# Sharpening jig



## blackrodd (10 Mar 2015)

There's something not quite right here! What do you think?
http://www.ebay.co.uk/itm/Scheppach-Dev ... 25a11ee98c
Rodders


----------



## JakeS (10 Mar 2015)

blackrodd":3g9pvpd1 said:


> There's something not quite right here! What do you think?
> http://www.ebay.co.uk/itm/Scheppach-Dev ... 25a11ee98c
> Rodders



What do you think isn't right? I don't see anything obvious... it's one of these:

http://www.amazon.co.uk/Scheppach-55-Ac ... B001JBF7DY

just a bit cheaper. Still in the range of believable pricing, though, and not a massive saving given the postage?


----------



## blackrodd (11 Mar 2015)

Maybe I'm wrong then.
When grinding a round, flat ended gouge, I can't see how you will get the chisel rotating, to grind the complete end.
As in left and right as the close up shows the chisel mount clamped real tight!
Is this shown being used on u tube?
Regards Rodders


----------



## JakeS (12 Mar 2015)

blackrodd":ttk6cjm0 said:


> When grinding a round, flat ended gouge, I can't see how you will get the chisel rotating, to grind the complete end.
> As in left and right as the close up shows the chisel mount clamped real tight!

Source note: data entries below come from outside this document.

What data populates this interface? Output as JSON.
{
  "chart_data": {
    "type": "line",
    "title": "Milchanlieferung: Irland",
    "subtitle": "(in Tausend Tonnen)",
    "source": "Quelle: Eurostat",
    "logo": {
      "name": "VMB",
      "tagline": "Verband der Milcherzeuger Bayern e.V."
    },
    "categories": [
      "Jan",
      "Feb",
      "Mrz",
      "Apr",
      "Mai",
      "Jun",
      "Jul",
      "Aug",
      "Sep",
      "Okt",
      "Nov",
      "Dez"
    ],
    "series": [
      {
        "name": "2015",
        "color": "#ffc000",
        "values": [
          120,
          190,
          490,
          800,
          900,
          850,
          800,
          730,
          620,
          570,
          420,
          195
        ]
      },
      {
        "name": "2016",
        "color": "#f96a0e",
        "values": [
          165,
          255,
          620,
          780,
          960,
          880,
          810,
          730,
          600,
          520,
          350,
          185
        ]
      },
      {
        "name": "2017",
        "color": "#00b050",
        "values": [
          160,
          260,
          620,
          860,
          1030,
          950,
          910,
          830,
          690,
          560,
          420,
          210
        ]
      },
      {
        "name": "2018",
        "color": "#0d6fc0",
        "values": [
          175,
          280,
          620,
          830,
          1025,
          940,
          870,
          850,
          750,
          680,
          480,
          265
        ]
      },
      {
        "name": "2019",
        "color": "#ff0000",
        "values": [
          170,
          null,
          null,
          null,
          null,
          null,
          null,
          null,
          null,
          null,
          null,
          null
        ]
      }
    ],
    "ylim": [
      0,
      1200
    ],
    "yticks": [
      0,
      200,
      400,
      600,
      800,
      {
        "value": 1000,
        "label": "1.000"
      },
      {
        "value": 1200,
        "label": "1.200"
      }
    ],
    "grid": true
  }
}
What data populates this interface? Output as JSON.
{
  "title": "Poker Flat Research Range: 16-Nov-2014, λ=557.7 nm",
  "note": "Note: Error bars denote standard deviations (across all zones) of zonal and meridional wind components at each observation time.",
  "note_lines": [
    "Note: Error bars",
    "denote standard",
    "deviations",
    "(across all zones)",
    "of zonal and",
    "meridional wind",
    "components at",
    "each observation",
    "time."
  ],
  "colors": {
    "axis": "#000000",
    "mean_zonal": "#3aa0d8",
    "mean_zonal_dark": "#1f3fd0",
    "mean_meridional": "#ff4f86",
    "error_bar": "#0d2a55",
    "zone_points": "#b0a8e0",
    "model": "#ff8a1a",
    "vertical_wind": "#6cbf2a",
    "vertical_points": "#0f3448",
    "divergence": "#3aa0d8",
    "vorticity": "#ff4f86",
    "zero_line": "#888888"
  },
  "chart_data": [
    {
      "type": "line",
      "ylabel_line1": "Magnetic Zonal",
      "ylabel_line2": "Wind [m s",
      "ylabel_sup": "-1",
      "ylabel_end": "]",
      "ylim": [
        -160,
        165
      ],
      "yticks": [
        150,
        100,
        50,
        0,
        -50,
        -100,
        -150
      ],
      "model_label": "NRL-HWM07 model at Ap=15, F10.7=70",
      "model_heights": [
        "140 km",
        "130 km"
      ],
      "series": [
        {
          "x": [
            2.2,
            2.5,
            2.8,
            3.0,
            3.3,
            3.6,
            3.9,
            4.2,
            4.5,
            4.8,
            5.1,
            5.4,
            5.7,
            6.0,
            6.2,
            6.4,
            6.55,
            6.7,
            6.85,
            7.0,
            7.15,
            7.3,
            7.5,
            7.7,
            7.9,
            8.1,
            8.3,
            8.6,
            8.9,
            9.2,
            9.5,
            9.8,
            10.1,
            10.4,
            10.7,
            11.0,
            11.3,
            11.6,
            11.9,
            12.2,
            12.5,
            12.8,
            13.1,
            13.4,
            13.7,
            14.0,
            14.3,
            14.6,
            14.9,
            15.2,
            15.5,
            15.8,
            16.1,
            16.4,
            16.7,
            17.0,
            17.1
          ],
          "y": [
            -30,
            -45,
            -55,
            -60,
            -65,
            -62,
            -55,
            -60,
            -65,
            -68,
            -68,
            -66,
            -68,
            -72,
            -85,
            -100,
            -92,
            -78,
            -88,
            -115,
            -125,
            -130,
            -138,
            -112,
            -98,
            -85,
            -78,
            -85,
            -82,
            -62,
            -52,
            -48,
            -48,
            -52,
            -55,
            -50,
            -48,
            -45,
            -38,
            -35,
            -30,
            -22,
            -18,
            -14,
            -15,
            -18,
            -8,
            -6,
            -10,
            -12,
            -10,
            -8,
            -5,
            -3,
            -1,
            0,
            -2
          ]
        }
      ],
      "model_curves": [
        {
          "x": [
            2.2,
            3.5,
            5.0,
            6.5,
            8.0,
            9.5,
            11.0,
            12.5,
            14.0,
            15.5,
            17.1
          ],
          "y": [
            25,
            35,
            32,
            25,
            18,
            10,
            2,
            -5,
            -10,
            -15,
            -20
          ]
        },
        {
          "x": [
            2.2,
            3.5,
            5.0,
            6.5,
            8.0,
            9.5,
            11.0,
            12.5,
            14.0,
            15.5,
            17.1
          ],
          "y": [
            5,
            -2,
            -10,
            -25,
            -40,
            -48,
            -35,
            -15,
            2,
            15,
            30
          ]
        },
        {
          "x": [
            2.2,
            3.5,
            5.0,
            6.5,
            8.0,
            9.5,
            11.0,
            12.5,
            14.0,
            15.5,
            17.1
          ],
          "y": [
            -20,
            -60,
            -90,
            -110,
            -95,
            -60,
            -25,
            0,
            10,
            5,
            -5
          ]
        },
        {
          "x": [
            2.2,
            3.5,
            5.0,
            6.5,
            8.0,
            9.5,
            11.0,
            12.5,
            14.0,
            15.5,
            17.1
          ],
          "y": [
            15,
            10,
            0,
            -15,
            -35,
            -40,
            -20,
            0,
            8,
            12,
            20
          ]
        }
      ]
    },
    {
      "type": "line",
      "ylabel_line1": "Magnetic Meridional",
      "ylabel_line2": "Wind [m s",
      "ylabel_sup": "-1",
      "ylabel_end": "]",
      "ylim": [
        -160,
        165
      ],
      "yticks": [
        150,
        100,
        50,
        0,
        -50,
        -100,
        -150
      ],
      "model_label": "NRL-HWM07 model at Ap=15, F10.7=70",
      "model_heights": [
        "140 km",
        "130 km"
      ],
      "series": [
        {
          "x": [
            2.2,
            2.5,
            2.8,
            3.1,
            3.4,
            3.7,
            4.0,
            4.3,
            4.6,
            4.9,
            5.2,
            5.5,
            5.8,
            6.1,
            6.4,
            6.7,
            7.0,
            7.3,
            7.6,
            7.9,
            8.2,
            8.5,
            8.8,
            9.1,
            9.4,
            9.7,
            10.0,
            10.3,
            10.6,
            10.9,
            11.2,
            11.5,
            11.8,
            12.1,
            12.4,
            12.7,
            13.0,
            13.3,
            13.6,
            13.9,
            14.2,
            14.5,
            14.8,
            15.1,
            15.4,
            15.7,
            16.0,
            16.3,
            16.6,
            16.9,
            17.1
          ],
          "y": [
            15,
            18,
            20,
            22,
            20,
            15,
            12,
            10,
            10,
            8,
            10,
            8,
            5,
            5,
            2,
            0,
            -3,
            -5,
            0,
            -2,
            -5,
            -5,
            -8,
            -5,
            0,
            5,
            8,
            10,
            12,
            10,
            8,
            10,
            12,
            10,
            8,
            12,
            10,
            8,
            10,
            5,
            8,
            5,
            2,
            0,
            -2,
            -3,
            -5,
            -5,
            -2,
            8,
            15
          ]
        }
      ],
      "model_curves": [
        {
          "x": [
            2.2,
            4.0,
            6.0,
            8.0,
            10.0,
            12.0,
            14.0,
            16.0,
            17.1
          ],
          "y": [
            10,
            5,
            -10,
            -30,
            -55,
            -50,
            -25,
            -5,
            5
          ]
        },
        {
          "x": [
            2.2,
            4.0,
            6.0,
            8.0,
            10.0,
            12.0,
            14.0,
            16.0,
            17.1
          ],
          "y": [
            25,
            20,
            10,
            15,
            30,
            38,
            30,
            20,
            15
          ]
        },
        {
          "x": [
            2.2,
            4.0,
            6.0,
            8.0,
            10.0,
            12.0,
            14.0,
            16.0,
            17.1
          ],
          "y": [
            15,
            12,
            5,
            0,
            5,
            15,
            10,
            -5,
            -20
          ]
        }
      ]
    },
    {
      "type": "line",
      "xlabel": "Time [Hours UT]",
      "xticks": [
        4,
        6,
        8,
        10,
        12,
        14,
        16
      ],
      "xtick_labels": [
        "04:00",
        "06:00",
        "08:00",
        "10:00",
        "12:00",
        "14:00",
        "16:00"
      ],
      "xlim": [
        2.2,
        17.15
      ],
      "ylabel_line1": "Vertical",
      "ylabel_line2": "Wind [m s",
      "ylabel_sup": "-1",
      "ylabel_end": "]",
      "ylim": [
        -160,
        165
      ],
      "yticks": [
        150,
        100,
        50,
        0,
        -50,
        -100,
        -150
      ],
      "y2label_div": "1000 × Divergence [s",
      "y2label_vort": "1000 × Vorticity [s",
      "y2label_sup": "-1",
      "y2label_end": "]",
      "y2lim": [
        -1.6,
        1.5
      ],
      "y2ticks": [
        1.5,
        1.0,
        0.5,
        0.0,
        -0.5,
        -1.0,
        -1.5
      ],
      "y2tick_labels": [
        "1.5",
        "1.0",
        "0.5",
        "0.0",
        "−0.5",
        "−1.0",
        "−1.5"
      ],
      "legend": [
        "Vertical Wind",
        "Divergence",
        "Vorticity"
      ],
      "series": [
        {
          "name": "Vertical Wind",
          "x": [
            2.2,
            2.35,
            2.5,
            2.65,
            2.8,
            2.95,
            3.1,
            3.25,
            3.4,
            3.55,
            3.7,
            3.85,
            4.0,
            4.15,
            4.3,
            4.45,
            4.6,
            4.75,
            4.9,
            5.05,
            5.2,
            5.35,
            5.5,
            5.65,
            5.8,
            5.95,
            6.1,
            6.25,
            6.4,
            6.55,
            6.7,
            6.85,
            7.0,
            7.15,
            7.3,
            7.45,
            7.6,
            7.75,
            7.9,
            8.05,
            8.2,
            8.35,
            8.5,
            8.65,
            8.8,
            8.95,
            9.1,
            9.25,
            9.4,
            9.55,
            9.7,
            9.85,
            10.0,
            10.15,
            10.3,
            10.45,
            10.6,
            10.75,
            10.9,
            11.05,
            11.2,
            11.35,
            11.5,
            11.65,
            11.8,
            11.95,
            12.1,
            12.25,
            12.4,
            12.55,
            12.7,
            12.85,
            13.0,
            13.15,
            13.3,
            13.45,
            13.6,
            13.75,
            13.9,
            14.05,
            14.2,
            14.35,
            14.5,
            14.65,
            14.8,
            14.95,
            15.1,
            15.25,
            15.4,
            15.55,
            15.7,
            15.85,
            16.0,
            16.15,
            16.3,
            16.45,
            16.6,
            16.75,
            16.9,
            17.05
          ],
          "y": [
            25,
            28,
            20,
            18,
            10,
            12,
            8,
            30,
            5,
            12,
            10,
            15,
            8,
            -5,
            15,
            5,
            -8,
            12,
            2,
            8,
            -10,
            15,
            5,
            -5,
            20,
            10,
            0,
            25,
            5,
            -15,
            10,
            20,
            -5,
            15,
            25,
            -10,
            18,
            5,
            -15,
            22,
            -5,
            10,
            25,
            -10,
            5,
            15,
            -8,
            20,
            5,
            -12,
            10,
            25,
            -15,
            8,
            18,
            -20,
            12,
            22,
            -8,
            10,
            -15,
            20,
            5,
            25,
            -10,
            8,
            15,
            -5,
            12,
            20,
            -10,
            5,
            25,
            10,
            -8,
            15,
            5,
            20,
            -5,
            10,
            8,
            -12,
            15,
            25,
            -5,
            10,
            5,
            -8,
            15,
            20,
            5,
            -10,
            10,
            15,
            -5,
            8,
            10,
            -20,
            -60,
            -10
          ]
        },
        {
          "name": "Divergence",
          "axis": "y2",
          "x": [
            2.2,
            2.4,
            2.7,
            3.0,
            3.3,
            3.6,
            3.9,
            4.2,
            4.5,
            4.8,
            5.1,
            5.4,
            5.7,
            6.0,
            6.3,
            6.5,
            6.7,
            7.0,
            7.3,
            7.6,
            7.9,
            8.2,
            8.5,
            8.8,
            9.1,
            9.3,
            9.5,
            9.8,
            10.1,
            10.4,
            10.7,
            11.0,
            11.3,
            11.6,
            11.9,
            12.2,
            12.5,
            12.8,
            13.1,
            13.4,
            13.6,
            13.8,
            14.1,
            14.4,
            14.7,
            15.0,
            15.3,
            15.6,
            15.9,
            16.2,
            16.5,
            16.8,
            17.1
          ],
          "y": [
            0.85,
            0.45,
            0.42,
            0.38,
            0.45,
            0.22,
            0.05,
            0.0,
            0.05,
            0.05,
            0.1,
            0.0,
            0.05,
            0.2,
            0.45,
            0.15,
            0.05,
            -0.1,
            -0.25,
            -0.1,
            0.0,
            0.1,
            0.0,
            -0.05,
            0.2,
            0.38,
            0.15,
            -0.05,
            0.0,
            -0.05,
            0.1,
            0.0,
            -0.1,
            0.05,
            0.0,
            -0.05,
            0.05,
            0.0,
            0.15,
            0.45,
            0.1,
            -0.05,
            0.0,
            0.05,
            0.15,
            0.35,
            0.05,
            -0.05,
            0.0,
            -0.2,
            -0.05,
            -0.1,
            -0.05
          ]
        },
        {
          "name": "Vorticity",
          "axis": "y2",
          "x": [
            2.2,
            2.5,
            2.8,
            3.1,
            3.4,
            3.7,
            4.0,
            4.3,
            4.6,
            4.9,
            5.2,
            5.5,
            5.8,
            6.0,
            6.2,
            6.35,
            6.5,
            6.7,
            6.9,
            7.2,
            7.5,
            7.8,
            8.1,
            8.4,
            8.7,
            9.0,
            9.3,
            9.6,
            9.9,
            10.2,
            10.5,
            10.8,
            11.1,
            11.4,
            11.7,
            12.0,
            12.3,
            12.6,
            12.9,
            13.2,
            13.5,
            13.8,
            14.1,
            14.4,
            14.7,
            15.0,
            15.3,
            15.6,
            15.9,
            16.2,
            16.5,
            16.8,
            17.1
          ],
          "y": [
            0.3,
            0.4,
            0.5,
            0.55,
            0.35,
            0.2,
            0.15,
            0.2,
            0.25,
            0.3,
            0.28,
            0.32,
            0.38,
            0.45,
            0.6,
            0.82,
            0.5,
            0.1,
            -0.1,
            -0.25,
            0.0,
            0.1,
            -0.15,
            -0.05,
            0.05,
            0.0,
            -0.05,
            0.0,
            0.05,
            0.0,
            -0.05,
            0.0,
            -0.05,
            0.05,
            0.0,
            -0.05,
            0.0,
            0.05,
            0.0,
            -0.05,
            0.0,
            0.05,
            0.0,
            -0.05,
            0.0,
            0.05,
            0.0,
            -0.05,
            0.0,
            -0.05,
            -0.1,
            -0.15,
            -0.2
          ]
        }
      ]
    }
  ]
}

I don't own one, but _as I understand it_, there's two possible axes of rotation. For things like pipes or round-section gouges, you can clamp the pipe in the v/diamond groove formed between the centre of the circular thing and the bottom of the clamp and spin the whole assembly. For skew chisels, it appears that you mount the circular thing in a flat plate that runs along the support arm and lock the rotation off to set the grinding angle.

So, looking at the images on the Amazon listing:

- The first in-action image shows a round-section gouge which has been mounted with the clamp rotated such that the rounded-off end pushes on the inside of the concave inside/top of the gouge while the V-groove inside the circular mount holds the convex bottom of the gouge. The front face of the circular mount is being used as a flat reference face against the support arm, and the bottom of the gouge is resting on the arm. The operator can then rotate the entire assembly to grind the rounded bevel.

- The second image shows a skew chisel - it's been clamped down against the flat surface on the inside of the circular mount, and the circular mount attached to the support-arm-runner at the correct angle, allowing the skew chisel to be ground by tipping it forward to meet the wheel (where along the chisel you clamp will determine the bevel angle) and running it from side to side along the support arm.

- The third image shows the same as the first image, just from behind.





(For fingernail grinds, they sell another attachment - which I do own, but can't find pictures of anywhere right now - where a guide with a socket on is clamped to the gouge and a ball mount is clamped to the support arm, so you can pivot the gouge on the ball-and-socket joint to enable you to move the end around a spherical section in order to grind a bevel that curves around the end of the gouge in more than one axis).


----------